Merchandise exports in the first eight months of this year amounted to more than US$106 billion, a year-on-year 9% increase. The FDI sector contributed nearly US$75 billion (including crude oil), nearly 15% higher than the same period last year, and domestic firms accounted for nearly US$32 billion, down 2.5% year-on-year.

Data of the GSO indicated goods with high outbound sales growth in the period included phones and phone parts worth nearly US$20 billion, up over 31% year-on-year; apparel US$15 billion, up nearly 11%; computers and computer parts US$9.9 billion, up around 52%; and footwear US$8 billion, up 21%.

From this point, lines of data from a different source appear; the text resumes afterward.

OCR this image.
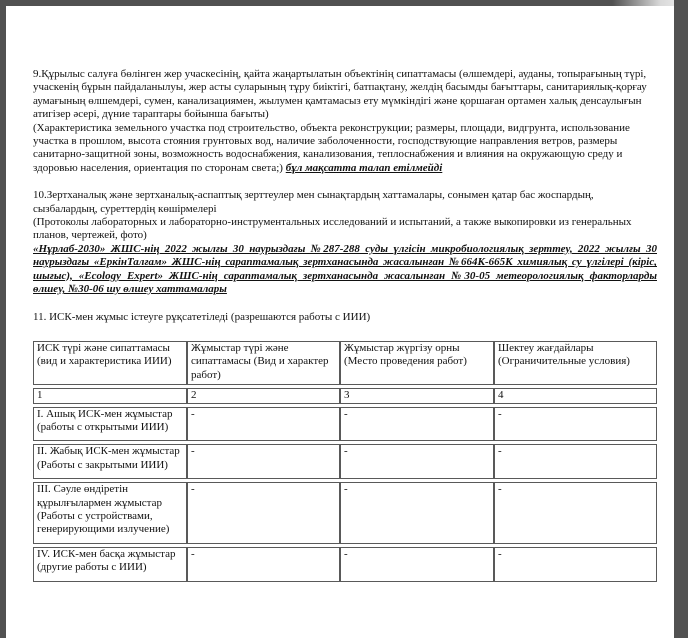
9.Құрылыс салуға бөлінген жер учаскесінің, қайта жаңартылатын объектінің сипаттамасы (өлшемдері, ауданы, топырағының түрі, учаскенің бұрын пайдаланылуы, жер асты суларының тұру биіктігі, батпақтану, желдің басымды бағыттары, санитариялық-қорғау аумағының өлшемдері, сумен, канализациямен, жылумен қамтамасыз ету мүмкіндігі және қоршаған ортамен халық денсаулығын атигізер әсері, дүние тараптары бойынша бағыты)
(Характеристика земельного участка под строительство, объекта реконструкции; размеры, площади, видгрунта, использование участка в прошлом, высота стояния грунтовых вод, наличие заболоченности, господствующие направления ветров, размеры санитарно-защитной зоны, возможность водоснабжения, канализования, теплоснабжения и влияния на окружающую среду и здоровью населения, ориентация по сторонам света;) бұл мақсатта талап етілмейді
10.Зертханалық және зертханалық-аспаптық зерттеулер мен сынақтардың хаттамалары, сонымен қатар бас жоспардың, сызбалардың, суреттердің көшірмелері
(Протоколы лабораторных и лабораторно-инструментальных исследований и испытаний, а также выкопировки из генеральных планов, чертежей, фото)
«Нұрлаб-2030» ЖШС-нің 2022 жылғы 30 наурыздағы №287-288 суды үлгісін микробиологиялық зерттеу, 2022 жылғы 30 наурыздағы «ЕркінТалғам» ЖШС-нің сараптамалық зертханасында жасалынған №664К-665К химиялық су үлгілері (кіріс, шығыс), «Ecology Expert» ЖШС-нің сараптамалық зертханасында жасалынған №30-05 метеорологиялық факторларды өлшеу, №30-06 шу өлшеу хаттамалары
11. ИСК-мен жұмыс істеуге рұқсатетіледі (разрешаются работы с ИИИ)
ИСК түрі және сипаттамасы (вид и характеристика ИИИ)	Жұмыстар түрі және сипаттамасы (Вид и характер работ)	Жұмыстар жүргізу орны (Место проведения работ)	Шектеу жағдайлары (Ограничительные условия)
1	2	3	4
I. Ашық ИСК-мен жұмыстар (работы с открытыми ИИИ)	-	-	-
II. Жабық ИСК-мен жұмыстар (Работы с закрытыми ИИИ)	-	-	-
III. Сәуле өндіретін құрылғылармен жұмыстар (Работы с устройствами, генерирующими излучение)	-	-	-
IV. ИСК-мен басқа жұмыстар (другие работы с ИИИ)	-	-	-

However, revenues from other export products declined in January-August with seafood dropping nearly 17% year-on-year to US$4 billion, vehicles and vehicle parts slid over 7% to US$3.6 billion, and rubber products dipped more than 10% to US$921 million.

In August, imports stood at US$14.6 billion, down 0.5% month-on-month and 18.7% year-on-year. Despite the fall last month, imports in the first eight months were estimated at US$109.9 billion, up 16.4% versus the year-earlier period.

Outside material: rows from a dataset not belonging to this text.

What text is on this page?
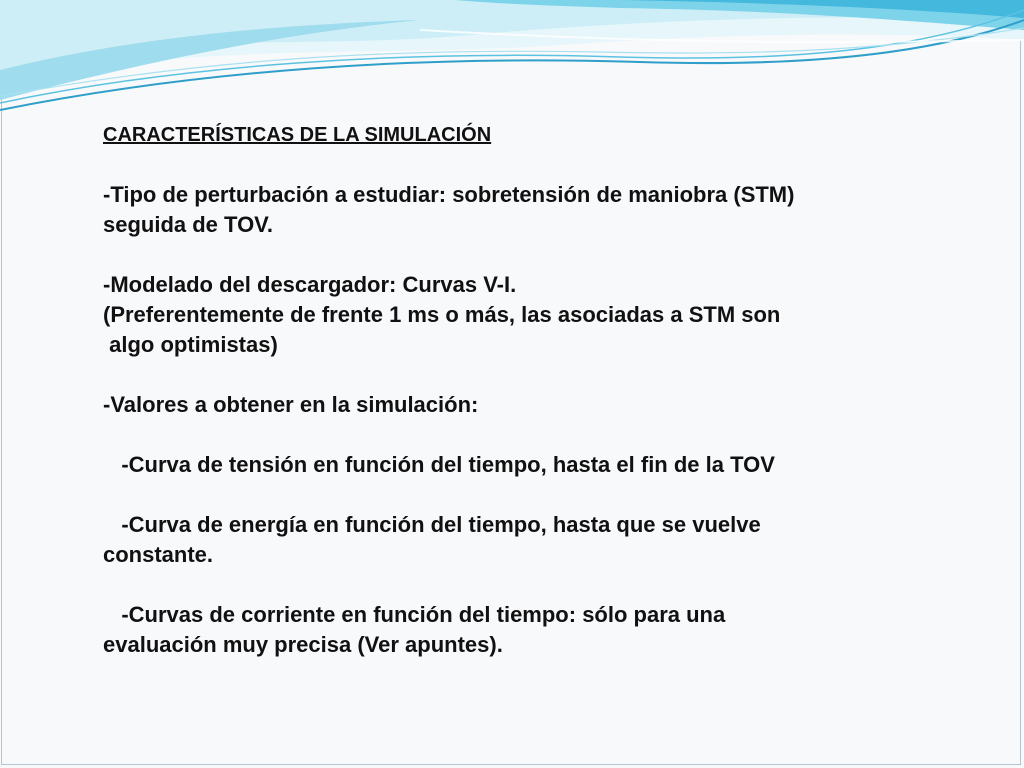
CARACTERÍSTICAS DE LA SIMULACIÓN
-Tipo de perturbación a estudiar: sobretensión de maniobra (STM)
seguida de TOV.
-Modelado del descargador: Curvas V-I.
(Preferentemente de frente 1 ms o más, las asociadas a STM son
algo optimistas)
-Valores a obtener en la simulación:
-Curva de tensión en función del tiempo, hasta el fin de la TOV
-Curva de energía en función del tiempo, hasta que se vuelve
constante.
-Curvas de corriente en función del tiempo: sólo para una
evaluación muy precisa (Ver apuntes).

Of the total figure in January-August, local firms spent US$44.7 billion on imports, increasing 7.7% over the same period last year, and foreign-invested enterprises registered the remainder, up 23.2%.

In spite of foreign-invested firms’ trade surplus of US$9.4 billion in the first eight months, Vietnam ran a trade deficit of US$3.6 billion in the period as local enterprises’ trade deficit jumped 44% to US$13 billion. Vietnam’s trade deficit with China was US$22.3 billion in the period.

However, the overall trade deficit was 3.4% of total exports in the period, below the 5% approved by the National Assembly for this year.

Commodities with high import growth in January-August included parts for the automotive industry with an 80.2% year-on-year rise to US$3.8 billion, and machines and equipment with 33.4% growth to US$18.9 billion.

Earlier this year, the Ministry of Trade forecast Vietnam could face a trade deficit of up to US$6 billion this year after three years of enjoying a trade surplus due to strong growth in import of materials, machines and equipment for production while exports would not experience a robust increase.